"Bros" - Film Review
Bobby Leiber (Billy Eichner) has a successful radio show and podcast centered around his chronic single status and his hook-up misadventures in New York City. He’s also a curator for the upcoming LGBTQ+ History Museum. While at a party, Bobby meets Aaron (Luke Macfarlane), a similarly single, commit-avoiding gay guy. They bond over their lack of desire for a relationship, but of course it’s throughout these conversations that they begin to develop feelings for each other.

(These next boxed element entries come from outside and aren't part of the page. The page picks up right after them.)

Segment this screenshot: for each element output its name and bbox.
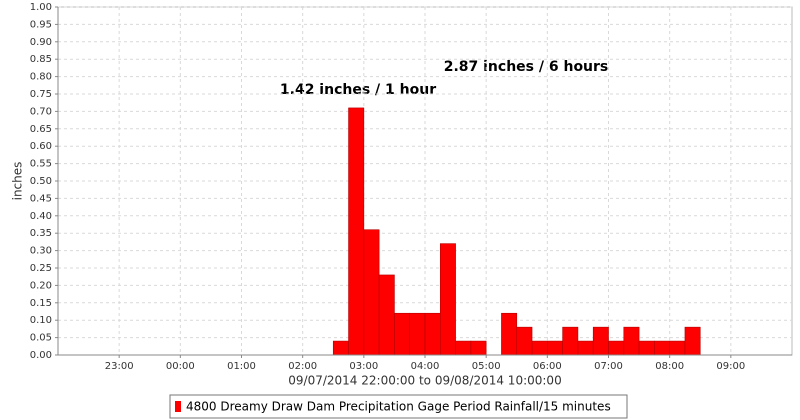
y-tick-label: 0.20 [30,280,52,291]
y-tick-label: 0.95 [30,19,52,30]
x-tick-label: 07:00 [594,361,623,372]
bar [394,312,411,356]
bar [577,340,594,356]
y-tick-label: 0.35 [30,228,52,239]
y-tick-label: 0.40 [30,211,52,222]
bar [684,326,701,356]
y-tick-label: 0.80 [30,72,52,83]
y-tick-label: 0.85 [30,54,52,65]
bar [378,274,395,356]
bar [332,340,349,356]
y-tick-label: 0.30 [30,246,52,257]
bar [470,340,487,356]
bar [409,312,426,356]
bar [592,326,609,356]
bar [638,340,655,356]
bar [439,243,456,356]
x-tick-label: 08:00 [655,361,684,372]
x-tick-label: 03:00 [349,361,378,372]
bar [424,312,441,356]
y-tick-label: 0.00 [30,350,52,361]
y-tick-label: 0.45 [30,193,52,204]
legend-box [169,394,628,419]
y-axis-label: inches [11,162,25,201]
bar [669,340,686,356]
y-tick-label: 0.70 [30,106,52,117]
y-tick-label: 0.65 [30,124,52,135]
annotation: 2.87 inches / 6 hours [444,59,609,75]
bar [516,326,533,356]
x-axis-label: 09/07/2014 22:00:00 to 09/08/2014 10:00:… [288,374,561,388]
y-tick-label: 0.55 [30,159,52,170]
bar [348,107,365,356]
legend-swatch [175,401,181,412]
x-tick-label: 06:00 [533,361,562,372]
y-tick-label: 0.25 [30,263,52,274]
y-tick-label: 1.00 [30,2,52,13]
x-tick-label: 01:00 [227,361,256,372]
y-tick-label: 0.10 [30,315,52,326]
bar [363,229,380,356]
y-tick-label: 0.60 [30,141,52,152]
bar [455,340,472,356]
x-tick-label: 00:00 [166,361,195,372]
legend-label: 4800 Dreamy Draw Dam Precipitation Gage … [186,400,611,414]
bar [623,326,640,356]
bar [547,340,563,356]
y-tick-label: 0.50 [30,176,52,187]
bar [562,326,579,356]
x-tick-label: 04:00 [411,361,440,372]
bar [531,340,548,356]
y-tick-label: 0.05 [30,333,52,344]
bar [654,340,670,356]
x-tick-label: 05:00 [472,361,501,372]
x-tick-label: 02:00 [288,361,317,372]
x-tick-label: 23:00 [105,361,134,372]
y-tick-label: 0.75 [30,89,52,100]
x-tick-label: 09:00 [716,361,745,372]
bar [608,340,625,356]
annotation: 1.42 inches / 1 hour [280,82,436,98]
bar [501,312,518,356]
y-tick-label: 0.90 [30,37,52,48]
y-tick-label: 0.15 [30,298,52,309]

For a movie that prides itself on being a queer film, Bros gets a bit lost along the way. It’s as though Eichner is trying, not in a meaningful way, to relate to straight people by having his main character rag on gay guys in a borderline homophobic way. Bobby acts as if he has something to prove by separating himself from the rest of his community. Yeah, he’s gay, but he’s not one of those gay guys and that makes him superior. Or at least that’s what Bobby believes about himself. It’s exhausting. Bobby teases Aaron for liking “bro-y meatheads,” but that’s the only type of guy Bobby goes after too. He never recognizes the double standard he has created.

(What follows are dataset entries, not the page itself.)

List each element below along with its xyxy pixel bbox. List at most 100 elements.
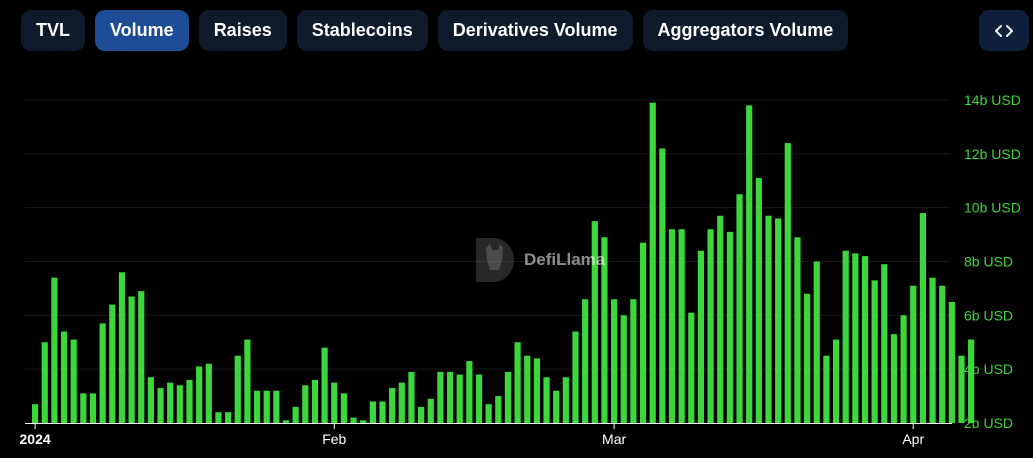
volume-bar[interactable] xyxy=(813,261,820,424)
volume-bar[interactable] xyxy=(89,393,97,423)
volume-bar[interactable] xyxy=(765,215,772,423)
volume-bar[interactable] xyxy=(495,396,502,423)
volume-bar[interactable] xyxy=(524,355,531,423)
volume-bar[interactable] xyxy=(784,143,791,423)
volume-bar[interactable] xyxy=(726,231,733,423)
volume-bar[interactable] xyxy=(591,221,598,424)
volume-bar[interactable] xyxy=(99,323,106,423)
volume-bar[interactable] xyxy=(746,105,753,423)
volume-bar[interactable] xyxy=(707,229,714,423)
volume-bar[interactable] xyxy=(514,342,521,423)
volume-bar[interactable] xyxy=(678,229,685,423)
volume-bar[interactable] xyxy=(890,334,898,423)
volume-bar[interactable] xyxy=(398,382,405,424)
volume-bar[interactable] xyxy=(466,361,473,423)
volume-bar[interactable] xyxy=(611,299,618,423)
volume-bar[interactable] xyxy=(620,315,627,423)
volume-bar[interactable] xyxy=(794,237,801,423)
volume-bar[interactable] xyxy=(418,406,425,423)
volume-bar[interactable] xyxy=(601,237,608,423)
tab-aggregators-volume[interactable]: Aggregators Volume xyxy=(642,10,849,51)
volume-bar[interactable] xyxy=(253,390,261,423)
volume-bar[interactable] xyxy=(138,291,145,423)
volume-bar[interactable] xyxy=(70,339,77,423)
volume-bar[interactable] xyxy=(543,377,550,423)
volume-bar[interactable] xyxy=(215,412,222,423)
tab-derivatives-volume[interactable]: Derivatives Volume xyxy=(437,10,633,51)
volume-bar[interactable] xyxy=(244,339,251,423)
volume-bar[interactable] xyxy=(842,250,849,423)
volume-bar[interactable] xyxy=(668,229,676,423)
volume-bar[interactable] xyxy=(263,390,270,423)
volume-bar[interactable] xyxy=(51,277,58,423)
volume-bar[interactable] xyxy=(958,355,965,423)
volume-bar[interactable] xyxy=(775,218,782,423)
volume-bar[interactable] xyxy=(311,379,319,423)
volume-bar[interactable] xyxy=(485,404,492,423)
volume-bar[interactable] xyxy=(80,393,87,423)
volume-bar[interactable] xyxy=(446,371,454,423)
volume-bar[interactable] xyxy=(60,331,68,423)
volume-bar[interactable] xyxy=(321,347,328,423)
volume-bar[interactable] xyxy=(32,404,39,423)
volume-bar[interactable] xyxy=(167,382,174,424)
volume-bar[interactable] xyxy=(109,304,116,423)
volume-bar[interactable] xyxy=(639,242,647,423)
volume-bar[interactable] xyxy=(553,390,560,423)
volume-bar[interactable] xyxy=(649,102,656,423)
volume-bar[interactable] xyxy=(572,331,579,423)
volume-bar[interactable] xyxy=(968,339,975,423)
volume-bar[interactable] xyxy=(379,401,386,423)
volume-bar[interactable] xyxy=(832,339,840,423)
volume-bar[interactable] xyxy=(562,377,569,423)
volume-bar[interactable] xyxy=(504,371,512,423)
volume-bar[interactable] xyxy=(369,401,376,423)
volume-bar[interactable] xyxy=(717,215,724,423)
volume-bar[interactable] xyxy=(919,213,926,423)
volume-bar[interactable] xyxy=(340,393,347,423)
volume-bar[interactable] xyxy=(273,390,280,423)
volume-bar[interactable] xyxy=(196,366,203,423)
volume-bar[interactable] xyxy=(118,272,126,423)
tab-tvl[interactable]: TVL xyxy=(21,10,85,51)
volume-bar[interactable] xyxy=(225,412,232,423)
volume-bar[interactable] xyxy=(475,374,483,423)
volume-bar[interactable] xyxy=(755,178,762,423)
volume-bar[interactable] xyxy=(360,420,367,423)
volume-bar[interactable] xyxy=(871,280,878,423)
volume-bar[interactable] xyxy=(881,264,888,423)
volume-bar[interactable] xyxy=(688,312,695,423)
volume-bar[interactable] xyxy=(533,358,540,423)
volume-bar[interactable] xyxy=(389,388,396,423)
volume-bar[interactable] xyxy=(302,385,309,423)
volume-bar[interactable] xyxy=(659,148,666,423)
volume-bar[interactable] xyxy=(331,382,338,424)
embed-button[interactable] xyxy=(979,10,1029,51)
volume-bar[interactable] xyxy=(128,296,135,423)
volume-bar[interactable] xyxy=(582,299,589,423)
volume-bar[interactable] xyxy=(929,277,936,423)
volume-bar[interactable] xyxy=(939,285,946,423)
volume-bar[interactable] xyxy=(350,417,357,423)
volume-bar[interactable] xyxy=(427,398,434,423)
volume-bar[interactable] xyxy=(910,285,917,423)
volume-bar[interactable] xyxy=(861,256,869,423)
volume-bar[interactable] xyxy=(736,194,743,423)
volume-bar[interactable] xyxy=(697,250,705,423)
tab-raises[interactable]: Raises xyxy=(198,10,287,51)
volume-bar[interactable] xyxy=(437,371,444,423)
volume-bar[interactable] xyxy=(292,406,299,423)
volume-bar[interactable] xyxy=(234,355,241,423)
volume-bar[interactable] xyxy=(176,385,183,423)
volume-bar[interactable] xyxy=(804,293,811,423)
volume-bar[interactable] xyxy=(205,363,212,423)
volume-bar[interactable] xyxy=(630,299,637,423)
tab-volume[interactable]: Volume xyxy=(95,10,189,51)
volume-bar[interactable] xyxy=(948,301,955,424)
volume-bar[interactable] xyxy=(41,342,48,423)
volume-bar[interactable] xyxy=(157,388,164,423)
volume-bar[interactable] xyxy=(852,253,859,423)
volume-bar[interactable] xyxy=(186,379,193,423)
volume-bar[interactable] xyxy=(282,420,290,423)
volume-bar[interactable] xyxy=(823,355,830,423)
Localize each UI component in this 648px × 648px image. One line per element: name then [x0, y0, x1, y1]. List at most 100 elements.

Bros feels like a product of a 2016 Tumblr post. It’s chock-full of far too many pop culture references that feel dated, despite the fact that this is a 2022 release. The actors stumble over these jokes in a way that only draws more attention to their awkwardness. The humor will likely work for people who enjoy Eichner’s Billy on the Street, but even then, the schtick wears thin. Bobby’s grumpy persona lacks the necessary softness to make him an interesting character to follow. He’s self-centered and arrogant, which isn’t uncommon for a rom com, but Bobby doesn’t want to change. He wants the world to bend to his desires and it certainly doesn’t help that Eichner can’t make the quiet moments land.
In trying to create a big-budget gay rom com appeals to everyone, Bros turns its back on the community it is trying to celebrate. The topic of movies comes up a few times in conversations between Bobby and Aaron. They discuss all the straight actors who have played sad, gay cowboys to win an Oscar, and how these movies are all tragic. And they are. That’s not to say that Hollywood doesn’t have an issue with giving queer people their happy endings, but for a film that is so adamant about rewriting history to include LGBT stories, where’s the celebration of pioneering queer filmmakers? Yes, many mainstream LGBT films fall into the trauma for the sake of trauma, but independent queer filmmakers have always created meaningful, truthful depictions of their lived experiences.
Bros is too obsessed with its own ideas of grandeur. Like the first-of-its-kind LGBTQ history museum Bobby is trying to open, Bros believes that it will single-handedly save queer cinema. However, queer cinema never needed saving in the first place.